Wednesday, March 22, 2023
Miles: 25.3 (+1.25 for Collossal Cave back to trail)
Elevation gain/loss: 6946′ gain, 4684′ loss (corrected)
I was awake by around 6am, and packed up by 6:45am. I was very hopeful that someone might be arriving earlier than 8am, so I quickly had a Sprite and muffin for breakfast and then sat around impatiently, wanting to be making miles. I was still surprised when a park employee shuffled in at 7:45am. He walked past me before I realized, and I called after him. He laconically nodded and said he’d see if he could find my package and would bring it out if he found it. I hoped that meant he’d be back soon, and not in an hour. He was back in 10 minutes with my package! I let him know that I’d eaten food, and asked how much I should pay. He shrugged and said $10 should be close enough. I eagerly paid, used the bathrooms he’d just unlocked (where I saw my only scorpion of the entire trip), and then headed back out to trail by 8am as quick as I could go.
It was dark and overcast for most of the day as I hiked the 10 miles towards the Saguaro National Park boundary. A little before the boundary, I had to wade across Rincon Creek; I stopped to take off my ankle braces, socks, and shoes.

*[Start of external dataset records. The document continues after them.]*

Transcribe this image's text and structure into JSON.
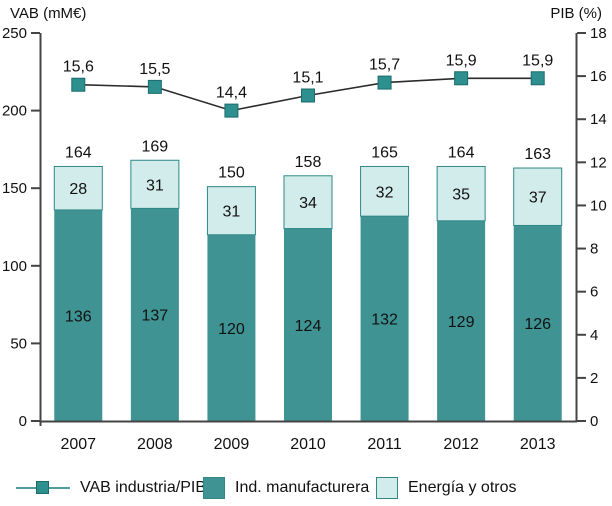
{
  "chart_data": {
    "type": "bar",
    "subtype": "stacked-bars-with-line-overlay",
    "categories": [
      "2007",
      "2008",
      "2009",
      "2010",
      "2011",
      "2012",
      "2013"
    ],
    "bar_series": [
      {
        "name": "Ind. manufacturera",
        "values": [
          136,
          137,
          120,
          124,
          132,
          129,
          126
        ],
        "color": "#3F9392"
      },
      {
        "name": "Energía y otros",
        "values": [
          28,
          31,
          31,
          34,
          32,
          35,
          37
        ],
        "color": "#D2ECEB",
        "border_color": "#2E8888"
      }
    ],
    "bar_totals": [
      "164",
      "169",
      "150",
      "158",
      "165",
      "164",
      "163"
    ],
    "line_series": {
      "name": "VAB industria/PIB",
      "values": [
        15.6,
        15.5,
        14.4,
        15.1,
        15.7,
        15.9,
        15.9
      ],
      "labels": [
        "15,6",
        "15,5",
        "14,4",
        "15,1",
        "15,7",
        "15,9",
        "15,9"
      ],
      "line_color": "#2B2B2B",
      "marker_color": "#2E8F8F",
      "marker_border_color": "#1C6B6B"
    },
    "left_axis": {
      "label": "VAB (mM€)",
      "ticks": [
        0,
        50,
        100,
        150,
        200,
        250
      ],
      "min": 0,
      "max": 250
    },
    "right_axis": {
      "label": "PIB (%)",
      "ticks": [
        0,
        2,
        4,
        6,
        8,
        10,
        12,
        14,
        16,
        18
      ],
      "min": 0,
      "max": 18
    },
    "legend": [
      {
        "label": "VAB industria/PIB",
        "swatch": "line-marker"
      },
      {
        "label": "Ind. manufacturera",
        "swatch": "square-dark"
      },
      {
        "label": "Energía y otros",
        "swatch": "square-light"
      }
    ],
    "grid": "off",
    "legend_position": "bottom",
    "axis_color": "#444444",
    "background": "#ffffff"
  }
}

It was icy cold but only shin deep, so I was back on trail quickly. I passed by at least a dozen and a half hikers over the course of the day, including a family with 3 kids who are hiking the AZT. Maybe halfway through my day, I saw a giant turkey crossing the trail, and that made me smile.
The forecast had been for 93% chance of rain, though it didn’t rain in any traditional sense. When my long climb into the sky island reached ~6,000′, I hiked into the thick clouds I’d been seeing all day. Visibility was greatly reduced, and I put my pack cover on to protect my gear from the trees dripping with moisture. As I climbed, it got colder and windier so I added my rain shell to my layers and put on my mitten shells. I passed by the park’s 3 campsites, and pushed on towards Mica Mountain (8,668′); the trail came within 0.3mi of the summit.
While there were endless shallow streams to cross, I didn’t have to deal with snow on trail until the summit intersection. From there, I had a bit more than 2 miles of solid snow to descend. Wayfinding was a bit challenging due to the snow and melted footprints, but I was able to find my way using my navigation app. I made it out of the park by 6:45pm, and decided to descend in the dark for a while to get myself below the clouds. I didn’t relish the idea of sleeping in the damp – it would feel colder than it actually was and would soak my gear.
I descended until 7:15pm, when I found a flat spot just big enough for a one-person tent. I set up my tent, glad there was no wind, and hoped to be warmer and sleep deeper than the past few nights.